Ingredients for 2 servings:
- 125 g polenta, instant, with 10 minutes cooking time
- 500 ml rice milk (rice drink)
- 1 pinch of salt
- 1 tbsp sugar, optional
- possibly breadcrumbs
- Oil for frying
- cinnamon sugar
- Compote, e.g. plum compote
Instructions
Working time approx. 20 minutes; Rest time approx. 1 hour 30 minutes; Cooking/baking time approx. 35 minutes; Total time approx. 2 hours 25 minutes
Dessert, dairy-free
Bring the rice milk, salt, and sugar to a boil in a saucepan. Slowly add the polenta with a whisk, stirring constantly. Reduce the heat to low and let the polenta swell for about 10 minutes, stirring continuously. Remove the pan from the heat and let it stand for another 10 minutes. Spread the polenta out into a rectangle about 1-1.5 cm thick on a baking sheet rinsed with cold water and let it cool completely. Then cut into small squares or triangles. If you like, you can carefully coat the pieces in a little breadcrumbs.
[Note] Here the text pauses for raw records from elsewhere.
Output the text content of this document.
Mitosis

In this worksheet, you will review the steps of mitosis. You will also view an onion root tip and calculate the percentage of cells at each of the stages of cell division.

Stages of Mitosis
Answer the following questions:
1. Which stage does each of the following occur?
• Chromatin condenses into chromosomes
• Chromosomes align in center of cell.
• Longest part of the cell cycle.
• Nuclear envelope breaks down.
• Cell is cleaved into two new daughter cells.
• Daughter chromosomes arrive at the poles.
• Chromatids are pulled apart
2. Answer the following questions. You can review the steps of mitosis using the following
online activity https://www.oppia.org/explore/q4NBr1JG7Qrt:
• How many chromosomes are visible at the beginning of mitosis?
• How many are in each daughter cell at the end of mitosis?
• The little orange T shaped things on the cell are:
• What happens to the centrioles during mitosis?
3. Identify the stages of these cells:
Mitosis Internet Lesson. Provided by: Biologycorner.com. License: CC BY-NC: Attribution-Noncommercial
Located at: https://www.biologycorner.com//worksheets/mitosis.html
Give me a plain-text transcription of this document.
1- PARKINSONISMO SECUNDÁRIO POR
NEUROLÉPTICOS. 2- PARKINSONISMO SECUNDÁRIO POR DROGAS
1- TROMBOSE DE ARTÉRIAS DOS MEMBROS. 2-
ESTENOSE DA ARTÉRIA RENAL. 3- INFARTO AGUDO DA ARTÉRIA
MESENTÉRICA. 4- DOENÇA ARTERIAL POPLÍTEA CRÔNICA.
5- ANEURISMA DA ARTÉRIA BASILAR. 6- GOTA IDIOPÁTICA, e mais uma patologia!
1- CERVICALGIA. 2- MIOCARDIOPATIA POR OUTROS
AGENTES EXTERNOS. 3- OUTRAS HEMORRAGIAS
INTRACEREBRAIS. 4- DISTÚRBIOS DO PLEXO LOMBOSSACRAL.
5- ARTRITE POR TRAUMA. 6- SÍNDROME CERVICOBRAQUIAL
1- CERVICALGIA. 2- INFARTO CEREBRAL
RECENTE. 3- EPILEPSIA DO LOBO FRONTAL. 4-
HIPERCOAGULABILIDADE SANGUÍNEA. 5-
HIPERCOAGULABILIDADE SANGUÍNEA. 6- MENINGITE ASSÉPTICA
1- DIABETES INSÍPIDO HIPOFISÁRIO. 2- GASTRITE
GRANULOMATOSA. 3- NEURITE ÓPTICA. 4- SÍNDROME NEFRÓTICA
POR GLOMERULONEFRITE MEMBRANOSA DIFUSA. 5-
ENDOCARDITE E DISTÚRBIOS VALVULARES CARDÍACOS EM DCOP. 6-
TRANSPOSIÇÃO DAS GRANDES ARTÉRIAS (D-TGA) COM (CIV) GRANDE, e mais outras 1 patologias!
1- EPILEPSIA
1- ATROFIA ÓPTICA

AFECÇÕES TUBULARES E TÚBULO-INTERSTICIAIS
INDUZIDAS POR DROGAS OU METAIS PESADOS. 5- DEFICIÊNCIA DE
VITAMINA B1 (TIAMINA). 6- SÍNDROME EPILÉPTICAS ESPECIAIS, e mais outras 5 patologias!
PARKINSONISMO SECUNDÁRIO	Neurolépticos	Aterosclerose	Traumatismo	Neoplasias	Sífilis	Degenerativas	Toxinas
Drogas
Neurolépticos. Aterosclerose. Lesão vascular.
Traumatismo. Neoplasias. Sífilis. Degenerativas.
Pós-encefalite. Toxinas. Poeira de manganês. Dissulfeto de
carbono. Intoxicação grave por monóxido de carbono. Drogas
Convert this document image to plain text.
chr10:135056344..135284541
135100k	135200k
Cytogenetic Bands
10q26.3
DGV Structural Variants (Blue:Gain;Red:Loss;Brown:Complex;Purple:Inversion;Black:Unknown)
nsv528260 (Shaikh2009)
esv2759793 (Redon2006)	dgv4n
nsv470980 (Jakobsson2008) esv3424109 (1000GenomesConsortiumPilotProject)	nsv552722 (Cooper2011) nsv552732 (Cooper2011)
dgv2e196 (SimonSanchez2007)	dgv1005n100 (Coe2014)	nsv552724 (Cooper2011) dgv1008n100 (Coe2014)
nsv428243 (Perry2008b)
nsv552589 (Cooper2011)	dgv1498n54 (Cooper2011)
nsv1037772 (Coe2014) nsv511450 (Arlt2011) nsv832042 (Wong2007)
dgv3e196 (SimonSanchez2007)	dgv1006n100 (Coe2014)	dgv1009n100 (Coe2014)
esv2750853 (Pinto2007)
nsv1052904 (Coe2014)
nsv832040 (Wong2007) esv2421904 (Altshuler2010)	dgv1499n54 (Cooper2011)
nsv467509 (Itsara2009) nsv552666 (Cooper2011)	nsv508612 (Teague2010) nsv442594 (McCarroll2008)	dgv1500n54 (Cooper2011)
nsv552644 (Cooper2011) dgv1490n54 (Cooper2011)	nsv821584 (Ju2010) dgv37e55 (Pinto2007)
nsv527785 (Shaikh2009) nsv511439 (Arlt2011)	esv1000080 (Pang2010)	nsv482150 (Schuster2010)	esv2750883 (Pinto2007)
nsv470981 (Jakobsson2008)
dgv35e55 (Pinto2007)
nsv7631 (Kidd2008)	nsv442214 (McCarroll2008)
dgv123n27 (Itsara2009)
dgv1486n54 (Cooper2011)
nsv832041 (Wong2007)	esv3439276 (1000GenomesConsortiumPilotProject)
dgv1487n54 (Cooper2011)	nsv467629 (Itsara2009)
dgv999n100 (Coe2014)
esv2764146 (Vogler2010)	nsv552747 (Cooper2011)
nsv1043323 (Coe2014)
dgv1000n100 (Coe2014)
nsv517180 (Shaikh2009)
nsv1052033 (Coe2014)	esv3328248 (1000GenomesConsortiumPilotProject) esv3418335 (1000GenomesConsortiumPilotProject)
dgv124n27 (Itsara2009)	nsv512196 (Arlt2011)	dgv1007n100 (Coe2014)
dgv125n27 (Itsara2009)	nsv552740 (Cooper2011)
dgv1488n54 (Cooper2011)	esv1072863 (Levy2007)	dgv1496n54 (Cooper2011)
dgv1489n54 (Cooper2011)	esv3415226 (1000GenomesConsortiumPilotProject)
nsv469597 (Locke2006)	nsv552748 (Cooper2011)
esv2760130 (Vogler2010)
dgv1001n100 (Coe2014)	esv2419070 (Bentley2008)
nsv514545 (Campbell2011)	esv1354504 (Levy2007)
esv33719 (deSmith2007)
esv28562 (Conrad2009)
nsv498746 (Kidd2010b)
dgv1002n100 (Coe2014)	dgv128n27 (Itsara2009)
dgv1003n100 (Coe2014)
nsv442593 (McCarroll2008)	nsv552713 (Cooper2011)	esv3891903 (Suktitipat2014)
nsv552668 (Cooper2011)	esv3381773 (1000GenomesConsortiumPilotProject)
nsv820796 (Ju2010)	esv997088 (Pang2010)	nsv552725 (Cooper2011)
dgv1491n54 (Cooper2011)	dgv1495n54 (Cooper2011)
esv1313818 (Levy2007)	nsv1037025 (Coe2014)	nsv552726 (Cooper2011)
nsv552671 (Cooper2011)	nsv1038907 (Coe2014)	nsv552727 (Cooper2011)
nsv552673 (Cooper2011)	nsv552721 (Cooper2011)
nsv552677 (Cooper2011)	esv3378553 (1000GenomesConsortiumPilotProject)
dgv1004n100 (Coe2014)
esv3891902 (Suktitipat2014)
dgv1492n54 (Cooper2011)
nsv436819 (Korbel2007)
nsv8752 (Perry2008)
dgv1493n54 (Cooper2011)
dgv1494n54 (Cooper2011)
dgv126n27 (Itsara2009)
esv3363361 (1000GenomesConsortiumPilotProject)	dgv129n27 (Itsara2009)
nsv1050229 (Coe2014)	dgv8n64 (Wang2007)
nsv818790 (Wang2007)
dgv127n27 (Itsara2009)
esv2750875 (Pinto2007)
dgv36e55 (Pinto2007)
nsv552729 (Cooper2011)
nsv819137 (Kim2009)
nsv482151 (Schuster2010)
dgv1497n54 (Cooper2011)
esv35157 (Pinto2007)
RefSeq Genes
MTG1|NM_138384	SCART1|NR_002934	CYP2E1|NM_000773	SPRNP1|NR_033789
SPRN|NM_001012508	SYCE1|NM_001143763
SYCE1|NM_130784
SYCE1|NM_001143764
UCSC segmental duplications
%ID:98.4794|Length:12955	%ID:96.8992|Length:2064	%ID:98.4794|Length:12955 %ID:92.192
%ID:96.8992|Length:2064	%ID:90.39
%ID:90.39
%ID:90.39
Heat the oil in a pan and fry the slices over medium heat until golden brown. Tip: The polenta crumbles easily when turned, so if possible, only turn it once and only when it is nice and crispy. This makes turning it much easier. To serve, sprinkle with plenty of cinnamon sugar and serve with something like plum compote or red wine plums.